Saturday, October 19, 2013

The will of the people

So the a stopgap budget resolution was passed on Wednesday (10/16/2113), just in time to avert a potentially worldwide economic crisis. This was just the latest example of how elected legislators ignore the will of voters.

The question becomes how to get a more responsive government? Government is powerful because, in aggregate, the monies it collects (primarily through taxes) is so large that it overshadows the resources of any other institution or organization. And because elected politicians control where these monies are spent, they are in positions of great power. One way to diminish their power is to decrease their control over the big pots of tax revenue.

The best place to start is with Social Security taxes. Currently, surplus social security payments are diverted into a two Social Security Trust Funds; funds which the U.S. Treasury uses to buy treasury bonds, thereby tacitly bulking up the monies collected by the federal government. Two points about this borrowing from the Social Security Trust… (1) it is used to argue that there is no trust (which is true in so far as the trust has no ‘money in the bank’) and (2) money (quietly) borrowed from the trust fund is used to minimize the apparent government debt.

But Social Security taxes are not intended to be a source of revenue for the government, they are supposed to be set aside to supplement the retirement of older Americans. As such, those who pay into the trust should decide who may borrow their monies and how it can be spent. There should be a way for tax payers to purchase government bonds directed to specific public projects (both local and national). Information about proposed public projects (including potential contracts, bids, budgets and goals) should be available for public perusal and critique for purposes of transparency.
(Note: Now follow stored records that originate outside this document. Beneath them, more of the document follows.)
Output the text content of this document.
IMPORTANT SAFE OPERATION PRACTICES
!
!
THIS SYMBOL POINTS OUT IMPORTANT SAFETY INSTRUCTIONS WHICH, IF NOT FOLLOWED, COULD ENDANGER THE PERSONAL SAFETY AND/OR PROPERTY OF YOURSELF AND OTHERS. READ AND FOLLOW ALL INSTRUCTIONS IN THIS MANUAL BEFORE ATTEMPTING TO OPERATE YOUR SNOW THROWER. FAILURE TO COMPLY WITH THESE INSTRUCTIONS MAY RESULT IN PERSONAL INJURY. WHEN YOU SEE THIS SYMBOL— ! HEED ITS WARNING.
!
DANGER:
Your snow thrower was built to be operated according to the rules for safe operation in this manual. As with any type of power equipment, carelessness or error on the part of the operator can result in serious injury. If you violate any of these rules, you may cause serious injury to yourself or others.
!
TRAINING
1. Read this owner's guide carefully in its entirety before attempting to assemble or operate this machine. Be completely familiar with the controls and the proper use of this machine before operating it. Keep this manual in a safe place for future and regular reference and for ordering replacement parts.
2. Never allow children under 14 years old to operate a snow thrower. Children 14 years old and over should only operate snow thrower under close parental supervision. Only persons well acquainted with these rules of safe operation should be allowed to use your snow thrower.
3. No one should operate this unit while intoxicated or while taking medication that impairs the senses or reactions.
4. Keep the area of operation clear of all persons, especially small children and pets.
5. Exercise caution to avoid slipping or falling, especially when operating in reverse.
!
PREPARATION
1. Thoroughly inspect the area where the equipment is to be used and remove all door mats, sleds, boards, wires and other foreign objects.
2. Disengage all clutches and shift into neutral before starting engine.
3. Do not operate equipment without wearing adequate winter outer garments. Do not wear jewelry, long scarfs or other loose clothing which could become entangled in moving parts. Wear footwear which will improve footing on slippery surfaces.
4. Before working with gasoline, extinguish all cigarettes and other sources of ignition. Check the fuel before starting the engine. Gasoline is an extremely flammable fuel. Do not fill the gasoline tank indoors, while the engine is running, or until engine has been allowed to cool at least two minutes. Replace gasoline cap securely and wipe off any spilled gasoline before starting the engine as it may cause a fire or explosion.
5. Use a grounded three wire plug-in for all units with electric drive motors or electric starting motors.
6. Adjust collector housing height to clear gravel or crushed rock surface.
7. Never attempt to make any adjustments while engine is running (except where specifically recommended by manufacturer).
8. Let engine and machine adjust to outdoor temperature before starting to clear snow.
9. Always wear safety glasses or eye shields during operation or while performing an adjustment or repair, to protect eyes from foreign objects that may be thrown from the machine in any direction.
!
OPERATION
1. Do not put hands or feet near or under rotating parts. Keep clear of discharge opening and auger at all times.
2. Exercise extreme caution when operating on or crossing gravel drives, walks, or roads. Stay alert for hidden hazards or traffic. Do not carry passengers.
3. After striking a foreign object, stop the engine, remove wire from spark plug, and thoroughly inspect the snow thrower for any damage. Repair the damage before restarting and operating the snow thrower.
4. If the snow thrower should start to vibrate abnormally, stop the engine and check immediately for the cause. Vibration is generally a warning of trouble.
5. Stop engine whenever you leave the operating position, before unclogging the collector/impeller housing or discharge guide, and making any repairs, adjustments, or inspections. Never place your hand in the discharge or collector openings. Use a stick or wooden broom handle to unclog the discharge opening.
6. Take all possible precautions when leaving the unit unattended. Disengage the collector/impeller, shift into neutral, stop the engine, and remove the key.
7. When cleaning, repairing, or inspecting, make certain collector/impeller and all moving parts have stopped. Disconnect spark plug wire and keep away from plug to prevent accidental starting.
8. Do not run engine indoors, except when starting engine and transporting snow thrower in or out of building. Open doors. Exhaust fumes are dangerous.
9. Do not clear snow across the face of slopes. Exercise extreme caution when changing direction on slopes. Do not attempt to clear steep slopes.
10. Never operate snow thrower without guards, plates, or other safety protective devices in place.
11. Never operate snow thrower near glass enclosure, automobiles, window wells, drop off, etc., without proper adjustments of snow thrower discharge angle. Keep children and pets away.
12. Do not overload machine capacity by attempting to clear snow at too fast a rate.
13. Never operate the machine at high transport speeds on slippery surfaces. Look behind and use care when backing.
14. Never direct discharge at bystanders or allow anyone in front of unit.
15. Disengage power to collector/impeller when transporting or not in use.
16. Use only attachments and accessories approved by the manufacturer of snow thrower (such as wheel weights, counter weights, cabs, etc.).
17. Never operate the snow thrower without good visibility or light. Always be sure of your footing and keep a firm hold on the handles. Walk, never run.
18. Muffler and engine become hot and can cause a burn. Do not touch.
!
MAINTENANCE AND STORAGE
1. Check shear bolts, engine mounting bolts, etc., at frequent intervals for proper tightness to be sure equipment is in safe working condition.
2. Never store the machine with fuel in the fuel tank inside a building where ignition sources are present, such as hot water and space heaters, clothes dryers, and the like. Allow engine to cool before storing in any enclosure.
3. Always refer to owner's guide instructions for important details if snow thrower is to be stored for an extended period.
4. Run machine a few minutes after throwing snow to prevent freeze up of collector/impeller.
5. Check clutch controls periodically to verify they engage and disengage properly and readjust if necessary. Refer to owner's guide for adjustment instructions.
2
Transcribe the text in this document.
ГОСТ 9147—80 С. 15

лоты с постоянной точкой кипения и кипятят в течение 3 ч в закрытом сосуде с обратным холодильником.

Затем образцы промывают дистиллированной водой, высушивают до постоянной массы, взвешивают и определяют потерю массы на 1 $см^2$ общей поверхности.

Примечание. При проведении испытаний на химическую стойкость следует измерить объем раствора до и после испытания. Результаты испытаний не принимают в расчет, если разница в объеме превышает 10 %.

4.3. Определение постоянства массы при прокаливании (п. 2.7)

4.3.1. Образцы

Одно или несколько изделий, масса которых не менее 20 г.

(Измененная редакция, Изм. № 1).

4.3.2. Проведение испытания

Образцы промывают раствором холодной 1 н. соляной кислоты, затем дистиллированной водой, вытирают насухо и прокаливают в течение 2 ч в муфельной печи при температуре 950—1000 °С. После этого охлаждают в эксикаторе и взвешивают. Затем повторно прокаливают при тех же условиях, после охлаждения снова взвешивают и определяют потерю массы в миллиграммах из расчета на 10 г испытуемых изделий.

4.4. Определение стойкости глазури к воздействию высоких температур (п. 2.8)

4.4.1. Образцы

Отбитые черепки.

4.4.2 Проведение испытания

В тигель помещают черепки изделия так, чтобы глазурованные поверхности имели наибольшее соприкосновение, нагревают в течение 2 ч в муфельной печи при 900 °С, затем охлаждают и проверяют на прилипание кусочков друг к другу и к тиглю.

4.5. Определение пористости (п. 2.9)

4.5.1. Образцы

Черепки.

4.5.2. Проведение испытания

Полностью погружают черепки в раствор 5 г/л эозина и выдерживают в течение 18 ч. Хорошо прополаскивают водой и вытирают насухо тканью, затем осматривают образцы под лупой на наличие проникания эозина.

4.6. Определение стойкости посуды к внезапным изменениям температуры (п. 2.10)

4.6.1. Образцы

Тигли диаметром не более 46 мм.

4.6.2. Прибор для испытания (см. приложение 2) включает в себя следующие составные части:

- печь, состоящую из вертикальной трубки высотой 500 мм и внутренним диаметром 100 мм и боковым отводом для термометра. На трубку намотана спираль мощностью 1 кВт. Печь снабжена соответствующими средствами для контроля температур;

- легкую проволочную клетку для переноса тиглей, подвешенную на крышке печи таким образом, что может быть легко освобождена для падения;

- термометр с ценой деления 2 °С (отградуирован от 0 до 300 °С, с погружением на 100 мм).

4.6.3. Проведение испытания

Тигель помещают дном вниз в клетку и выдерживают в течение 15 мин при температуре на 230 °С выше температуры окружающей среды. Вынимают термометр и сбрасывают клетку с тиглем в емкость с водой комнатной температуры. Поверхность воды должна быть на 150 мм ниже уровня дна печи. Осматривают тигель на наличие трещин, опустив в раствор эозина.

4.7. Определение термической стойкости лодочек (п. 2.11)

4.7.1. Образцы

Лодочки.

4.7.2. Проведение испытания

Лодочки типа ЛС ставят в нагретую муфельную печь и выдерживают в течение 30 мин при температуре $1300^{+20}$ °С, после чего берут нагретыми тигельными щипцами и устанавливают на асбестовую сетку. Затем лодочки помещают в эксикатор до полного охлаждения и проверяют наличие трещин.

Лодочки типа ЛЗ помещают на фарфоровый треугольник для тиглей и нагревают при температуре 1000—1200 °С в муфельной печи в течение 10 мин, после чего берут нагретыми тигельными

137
Taxpayers could ‘vote’ their support by committing their Social Security tax payments to government bond(s) to fund Program X and build Public Works Y. Elected politicians would be responsible for budgeting normal tax revenues to repay these bonds into the Social Security Trust as needed and cover programs they deem essential.

Ideally, this would expand over time so that taxpayers control the spending of a majority of tax revenues (60-80%) and politicians would be elected based on their bureaucratic skills and not photogenic spinmeistering.